As inflation dies down and price cuts (along with rate cuts) become something for consumers to look forward to, I think the following grocery plays are well-positioned to take a bit of market share away from their more premier rivals.
You see, consumers tend to come for relative savings during inflationary times. And they’ll probably be sticking around for the abundant price cuts when disinflation (falling inflation) or even slight deflation (negative inflation) is the name of the game. Indeed, it’s far too early in the game to even think about deflation.
However, with past rate hikes already working their magic, perhaps it’s not too far-fetched to think that the price cuts and value menus in the restaurant industry will spill over into the grocery scene. After all, some U.S.-based grocers could pose a competitive threat to the domestic ones, with the likes of Walmart (NYSE:WMT) offering good value with their low-cost goods, private labels, and enhanced e-commerce and grocery delivery platforms.
Sure, Walmart may be the driving force behind lower prices at your favourite grocer. However, I think the following Canadian grocery plays can retain consumers as they offer deals of their own, not just to draw in crowds but to keep them for the long haul.

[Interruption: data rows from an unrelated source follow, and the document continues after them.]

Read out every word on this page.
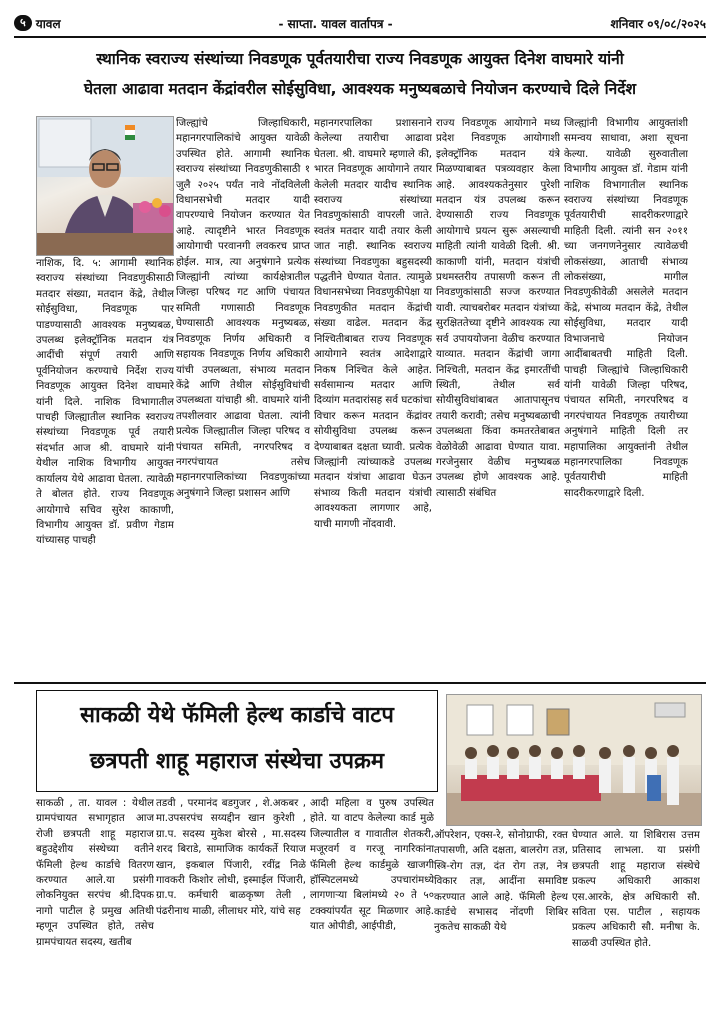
५ यावल	- साप्ता. यावल वार्तापत्र -	शनिवार ०९/०८/२०२५
स्थानिक स्वराज्य संस्थांच्या निवडणूक पूर्वतयारीचा राज्य निवडणूक आयुक्त दिनेश वाघमारे यांनी
घेतला आढावा मतदान केंद्रांवरील सोईसुविधा, आवश्यक मनुष्यबळाचे नियोजन करण्याचे दिले निर्देश
नाशिक, दि. ५: आगामी स्थानिक स्वराज्य संस्थांच्या निवडणुकीसाठी मतदार संख्या, मतदान केंद्रे, तेथील सोईसुविधा, निवडणूक पार पाडण्यासाठी आवश्यक मनुष्यबळ, उपलब्ध इलेक्ट्रॉनिक मतदान यंत्र आदींची संपूर्ण तयारी आणि पूर्वनियोजन करण्याचे निर्देश राज्य निवडणूक आयुक्त दिनेश वाघमारे यांनी दिले. नाशिक विभागातील पाचही जिल्ह्यातील स्थानिक स्वराज्य संस्थांच्या निवडणूक पूर्व तयारी संदर्भात आज श्री. वाघमारे यांनी येथील नाशिक विभागीय आयुक्त कार्यालय येथे आढावा घेतला. त्यावेळी ते बोलत होते. राज्य निवडणूक आयोगाचे सचिव सुरेश काकाणी, विभागीय आयुक्त डॉ. प्रवीण गेडाम यांच्यासह पाचही
जिल्ह्यांचे जिल्हाधिकारी, महानगरपालिकांचे आयुक्त यावेळी उपस्थित होते. आगामी स्थानिक स्वराज्य संस्थांच्या निवडणुकीसाठी १ जुलै २०२५ पर्यंत नावे नोंदविलेली विधानसभेची मतदार यादी वापरण्याचे नियोजन करण्यात येत आहे. त्यादृष्टीने भारत निवडणूक आयोगाची परवानगी लवकरच प्राप्त होईल. मात्र, त्या अनुषंगाने प्रत्येक जिल्ह्यांनी त्यांच्या कार्यक्षेत्रातील जिल्हा परिषद गट आणि पंचायत समिती गणासाठी निवडणूक घेण्यासाठी आवश्यक मनुष्यबळ, निवडणूक निर्णय अधिकारी व सहायक निवडणूक निर्णय अधिकारी यांची उपलब्धता, संभाव्य मतदान केंद्रे आणि तेथील सोईसुविधांची उपलब्धता यांचाही श्री. वाघमारे यांनी तपशीलवार आढावा घेतला. त्यांनी प्रत्येक जिल्ह्यातील जिल्हा परिषद व पंचायत समिती, नगरपरिषद व नगरपंचायत तसेच महानगरपालिकांच्या निवडणुकांच्या अनुषंगाने जिल्हा प्रशासन आणि
महानगरपालिका प्रशासनाने केलेल्या तयारीचा आढावा घेतला. श्री. वाघमारे म्हणाले की, भारत निवडणूक आयोगाने तयार केलेली मतदार यादीच स्थानिक स्वराज्य संस्थांच्या निवडणुकांसाठी वापरली जाते. स्वतंत्र मतदार यादी तयार केली जात नाही. स्थानिक स्वराज्य संस्थांच्या निवडणुका बहुसदस्यी पद्धतीने घेण्यात येतात. त्यामुळे विधानसभेच्या निवडणुकीपेक्षा या निवडणुकीत मतदान केंद्रांची संख्या वाढेल. मतदान केंद्र निश्चितीबाबत राज्य निवडणूक आयोगाने स्वतंत्र आदेशाद्वारे निकष निश्चित केले आहेत. सर्वसामान्य मतदार आणि दिव्यांग मतदारांसह सर्व घटकांचा विचार करून मतदान केंद्रांवर सोयीसुविधा उपलब्ध करून देण्याबाबत दक्षता घ्यावी. प्रत्येक जिल्ह्यांनी त्यांच्याकडे उपलब्ध मतदान यंत्रांचा आढावा घेऊन संभाव्य किती मतदान यंत्रांची आवश्यकता लागणार आहे, याची मागणी नोंदवावी.
राज्य निवडणूक आयोगाने मध्य प्रदेश निवडणूक आयोगाशी इलेक्ट्रॉनिक मतदान यंत्रे मिळण्याबाबत पत्रव्यवहार केला आहे. आवश्यकतेनुसार पुरेशी मतदान यंत्र उपलब्ध करून देण्यासाठी राज्य निवडणूक आयोगाचे प्रयत्न सुरू असल्याची माहिती त्यांनी यावेळी दिली. श्री. काकाणी यांनी, मतदान यंत्रांची प्रथमस्तरीय तपासणी करून ती निवडणुकांसाठी सज्ज करण्यात यावी. त्याचबरोबर मतदान यंत्रांच्या सुरक्षिततेच्या दृष्टीने आवश्यक त्या सर्व उपाययोजना वेळीच करण्यात याव्यात. मतदान केंद्रांची जागा निश्चिती, मतदान केंद्र इमारतींची स्थिती, तेथील सर्व सोयीसुविधांबाबत आतापासूनच तयारी करावी; तसेच मनुष्यबळाची उपलब्धता किंवा कमतरतेबाबत वेळोवेळी आढावा घेण्यात यावा. गरजेनुसार वेळीच मनुष्यबळ उपलब्ध होणे आवश्यक आहे. त्यासाठी संबंधित
जिल्ह्यांनी विभागीय आयुक्तांशी समन्वय साधावा, अशा सूचना केल्या. यावेळी सुरुवातीला विभागीय आयुक्त डॉ. गेडाम यांनी नाशिक विभागातील स्थानिक स्वराज्य संस्थांच्या निवडणूक पूर्वतयारीची सादरीकरणाद्वारे माहिती दिली. त्यांनी सन २०११ च्या जनगणनेनुसार त्यावेळची लोकसंख्या, आताची संभाव्य लोकसंख्या, मागील निवडणुकीवेळी असलेले मतदान केंद्रे, संभाव्य मतदान केंद्रे, तेथील सोईसुविधा, मतदार यादी विभाजनाचे नियोजन आदींबाबतची माहिती दिली. पाचही जिल्ह्यांचे जिल्हाधिकारी यांनी यावेळी जिल्हा परिषद, पंचायत समिती, नगरपरिषद व नगरपंचायत निवडणूक तयारीच्या अनुषंगाने माहिती दिली तर महापालिका आयुक्तांनी तेथील महानगरपालिका निवडणूक पूर्वतयारीची माहिती सादरीकरणाद्वारे दिली.
साकळी येथे फॅमिली हेल्थ कार्डाचे वाटप
छत्रपती शाहू महाराज संस्थेचा उपक्रम
साकळी , ता. यावल : येथील ग्रामपंचायत सभागृहात आज रोजी छत्रपती शाहू महाराज बहुउद्देशीय संस्थेच्या वतीने फॅमिली हेल्थ कार्डाचे वितरण करण्यात आले.या प्रसंगी लोकनियुक्त सरपंच श्री.दिपक नागो पाटील हे प्रमुख अतिथी म्हणून उपस्थित होते, तसेच ग्रामपंचायत सदस्य, खतीब
तडवी , परमानंद बडगुजर , शे.अकबर , मा.उपसरपंच सय्यद्दीन खान कुरेशी , ग्रा.प. सदस्य मुकेश बोरसे , मा.सदस्य शरद बिराडे, सामाजिक कार्यकर्ते रियाज खान, इकबाल पिंजारी, रवींद्र निळे गावकरी किशोर लोधी, इस्माईल पिंजारी, ग्रा.प. कर्मचारी बाळकृष्ण तेली , पंढरीनाथ माळी, लीलाधर मोरे, यांचे सह
आदी महिला व पुरुष उपस्थित होते. या वाटप केलेल्या कार्ड मुळे जिल्यातील व गावातील शेतकरी, मजूरवर्ग व गरजू नागरिकांना फॅमिली हेल्थ कार्डमुळे खाजगी हॉस्पिटलमध्ये उपचारांमध्ये लागणाऱ्या बिलांमध्ये २० ते ५० टक्क्यांपर्यंत सूट मिळणार आहे. यात ओपीडी, आईपीडी,
ऑपरेशन, एक्स-रे, सोनोग्राफी, रक्त तपासणी, अति दक्षता, बालरोग तज्ञ, स्त्रि-रोग तज्ञ, दंत रोग तज्ञ, नेत्र विकार तज्ञ, आदींना समाविष्ट करण्यात आले आहे. फॅमिली हेल्थ कार्डचे सभासद नोंदणी शिबिर नुकतेच साकळी येथे
घेण्यात आले. या शिबिरास उत्तम प्रतिसाद लाभला. या प्रसंगी छत्रपती शाहू महाराज संस्थेचे प्रकल्प अधिकारी आकाश एस.आरके, क्षेत्र अधिकारी सौ. सविता एस. पाटील , सहायक प्रकल्प अधिकारी सौ. मनीषा के. साळवी उपस्थित होते.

In this piece, we’ll check out two great grocers to stash in your cart if you fear the “soft landing” could be a lot bumpier as inflation and rates weigh on consumers.
First up, we have the American grocery giant Walmart, which skyrocketed more than 64% in the past two years. That’s not the type of performance you’d come to expect from an old-fashioned retailer with a heavy grocery focus. Either way, consumers can’t get enough of the low everyday prices. And many Canadians seem to have taken their business to the American chain as complaints about high prices at their local grocers hog the headlines.
Indeed, Walmart’s prices are tough to compete against. That’s a major reason the US$547 billion behemoth has taken market share in recent inflation-hit quarters. I think the share-taking is just starting, as Walmart slashes prices at the grocery aisle and just about everywhere else.
Add Walmart Delivery Pass into the equation, which allows unlimited free grocery deliveries from a Walmart Supercentre (the grocery-focused Walmart stores), and the stock looks like a momentum hero to stick with going into the summer. At 29.2 times trailing price to earnings (P/E), the stock looks quite pricey. But I think it’s a worthy addition to a safe portfolio.
Loblaw (TSX:L) is another surprising grocery top performer after surging 37% in the past two years. Though trailing Walmart, I view Loblaw as having superb private labels (President’s Choice and No Name) that can keep Canadian shoppers coming back, even if prices aren’t on the floor. At 23.7 times trailing P/E, shares are far cheaper than WMT right here.
The 1.3% dividend yield is a fine addition as well. In addition to the great grocery stores, you’re also getting Shoppers Drug Mart, a stellar retailer that can punch well above its weight in retail. All considered, L stock is a market bargain for safe-haven seekers. Perhaps the biggest attraction to L stock is the rock-bottom 0.14 beta, which entails far less market risk versus other stocks.